When I was in preschool I went to a private school taught by nuns. In the cafeteria we could not leave until we were dismissed. Sometimes but not always it was required that all the food on the plate was eaten. This food was not high cuisine, mac and cheese, chicken nuggets, and on one day tuna fish. I was three or four and at this time in my life it was already very clear I was a picky eater. Usually I could eat around the foods I didn't like and clear my plate without much issue. But how does a child, age four, eat around a tuna fish sandwich when one does not eat tuna? I sat quietly and peaceably staring at my plate. I was concerned slightly about the events that may follow. My fellow preschoolers began to leave and, the crowd thinned and thinned until there was only one child left in the room. One child looking at a tuna fish sandwich on a plastic plate a color directly between blue and green but not fully qualifying as either.

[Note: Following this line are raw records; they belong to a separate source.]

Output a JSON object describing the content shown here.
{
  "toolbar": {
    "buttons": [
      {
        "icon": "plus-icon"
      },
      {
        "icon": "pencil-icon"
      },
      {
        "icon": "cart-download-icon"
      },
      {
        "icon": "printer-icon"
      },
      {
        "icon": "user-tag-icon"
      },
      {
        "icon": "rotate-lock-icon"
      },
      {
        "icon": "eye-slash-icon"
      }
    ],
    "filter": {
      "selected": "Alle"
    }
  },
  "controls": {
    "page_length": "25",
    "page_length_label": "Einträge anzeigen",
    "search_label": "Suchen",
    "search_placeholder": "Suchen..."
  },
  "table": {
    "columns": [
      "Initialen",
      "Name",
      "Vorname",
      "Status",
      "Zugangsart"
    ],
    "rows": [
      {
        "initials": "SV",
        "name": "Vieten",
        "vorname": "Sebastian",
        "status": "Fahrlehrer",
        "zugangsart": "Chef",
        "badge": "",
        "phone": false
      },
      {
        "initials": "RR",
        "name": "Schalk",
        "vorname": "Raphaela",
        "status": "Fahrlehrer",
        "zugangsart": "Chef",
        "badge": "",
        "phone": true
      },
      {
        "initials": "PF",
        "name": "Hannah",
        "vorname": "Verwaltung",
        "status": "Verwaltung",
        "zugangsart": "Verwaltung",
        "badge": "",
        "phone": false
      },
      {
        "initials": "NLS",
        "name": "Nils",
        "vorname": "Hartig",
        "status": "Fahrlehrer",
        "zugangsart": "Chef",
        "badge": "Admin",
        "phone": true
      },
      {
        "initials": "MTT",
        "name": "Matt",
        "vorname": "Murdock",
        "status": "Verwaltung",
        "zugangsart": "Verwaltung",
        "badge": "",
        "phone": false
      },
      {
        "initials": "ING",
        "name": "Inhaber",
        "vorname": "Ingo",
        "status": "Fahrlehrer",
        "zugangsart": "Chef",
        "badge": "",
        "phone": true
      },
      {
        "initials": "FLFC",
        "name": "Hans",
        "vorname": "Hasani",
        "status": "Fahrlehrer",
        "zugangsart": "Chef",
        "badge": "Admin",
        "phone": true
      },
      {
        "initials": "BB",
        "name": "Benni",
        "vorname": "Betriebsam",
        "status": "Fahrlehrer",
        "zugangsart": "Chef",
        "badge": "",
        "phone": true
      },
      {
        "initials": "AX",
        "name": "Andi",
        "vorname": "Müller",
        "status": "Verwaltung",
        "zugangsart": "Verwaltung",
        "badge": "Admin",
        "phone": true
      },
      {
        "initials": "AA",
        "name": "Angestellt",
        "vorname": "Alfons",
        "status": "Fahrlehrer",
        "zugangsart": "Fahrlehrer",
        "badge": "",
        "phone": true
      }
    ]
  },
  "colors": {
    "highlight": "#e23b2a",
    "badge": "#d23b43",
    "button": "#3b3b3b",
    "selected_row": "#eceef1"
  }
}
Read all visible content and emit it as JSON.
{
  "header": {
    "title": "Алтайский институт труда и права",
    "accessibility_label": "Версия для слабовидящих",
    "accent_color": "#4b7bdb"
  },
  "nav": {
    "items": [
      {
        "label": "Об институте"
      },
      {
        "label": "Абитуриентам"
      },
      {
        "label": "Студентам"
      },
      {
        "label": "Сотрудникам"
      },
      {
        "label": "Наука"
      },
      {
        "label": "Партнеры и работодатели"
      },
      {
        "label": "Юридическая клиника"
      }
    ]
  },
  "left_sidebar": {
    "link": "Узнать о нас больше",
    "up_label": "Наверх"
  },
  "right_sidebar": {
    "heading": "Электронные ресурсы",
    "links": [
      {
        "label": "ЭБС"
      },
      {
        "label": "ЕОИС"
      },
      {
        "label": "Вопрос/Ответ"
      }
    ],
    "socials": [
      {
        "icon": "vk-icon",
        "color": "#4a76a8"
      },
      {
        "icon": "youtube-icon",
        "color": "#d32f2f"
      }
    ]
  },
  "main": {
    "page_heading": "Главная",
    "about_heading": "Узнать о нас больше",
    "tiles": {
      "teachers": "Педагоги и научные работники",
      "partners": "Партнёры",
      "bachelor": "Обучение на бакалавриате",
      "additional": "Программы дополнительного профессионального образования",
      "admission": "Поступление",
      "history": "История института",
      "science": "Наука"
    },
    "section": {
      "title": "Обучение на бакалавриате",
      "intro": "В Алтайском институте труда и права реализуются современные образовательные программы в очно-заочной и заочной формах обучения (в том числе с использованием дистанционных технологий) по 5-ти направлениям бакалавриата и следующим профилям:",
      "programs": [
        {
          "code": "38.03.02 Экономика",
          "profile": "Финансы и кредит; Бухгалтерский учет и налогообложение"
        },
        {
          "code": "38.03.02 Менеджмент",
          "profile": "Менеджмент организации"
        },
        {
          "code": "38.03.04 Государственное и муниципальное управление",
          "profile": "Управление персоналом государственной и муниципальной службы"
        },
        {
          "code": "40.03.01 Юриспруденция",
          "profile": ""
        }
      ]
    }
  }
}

Canned tuna between slices of white bread mocking me because of my inability to determine how to eat around the offending food. The nuns began to notice me. At first one, who tried to cajole me. Then two discussing what to do. And then more. I remember staring at the white square on that plate with the almost indescribable color. I stared at the white bread like we were having a starving contest. I was determined not to lose.

A voice told me I had to eat it. But I stared and stared.

In one movement my hands rose up and swept the food off the table and onto the floor. I think I was testing an intricate logic puzzle. If I am not allowed to eat food off of the floor, as most children have been warned against since birth, perhaps I could override the demands of ingesting my food. The plate clattered to the floor and soon I found my face surprisingly close to it. The nuns had decided almost as quickly as I had that my logic was faulty. The floor was no boundary to their cruelty. My hands were pressed behind my back, my head was pressed to the floor and I was instructed to eat off of the floor.

Tuna fish is not improved when consumed at floor level.

Despite the aggression I was able to escape with only a few tainted nibbles of white bread. I was made to sit in the corner for the rest of the day.




This is not my only food memory, but it sticks out more than the others. Good or bad, food does transport us. Which is why I have vowed never to eat canned tuna again. (I have added the modifier of canned since I lifted the embargo on tuna in general when I started eating sushi. But really fresh tuna and canned tuna have very little in common.) Do you have any significant food memories? Are they good ones or bad ones? Or maybe one of each. Because I was a picky eater, there is no shortage of bad food stories. Though some good ones also emerge out of the kindness people who loved me showed when they made efforts to work around all my weird eating ways.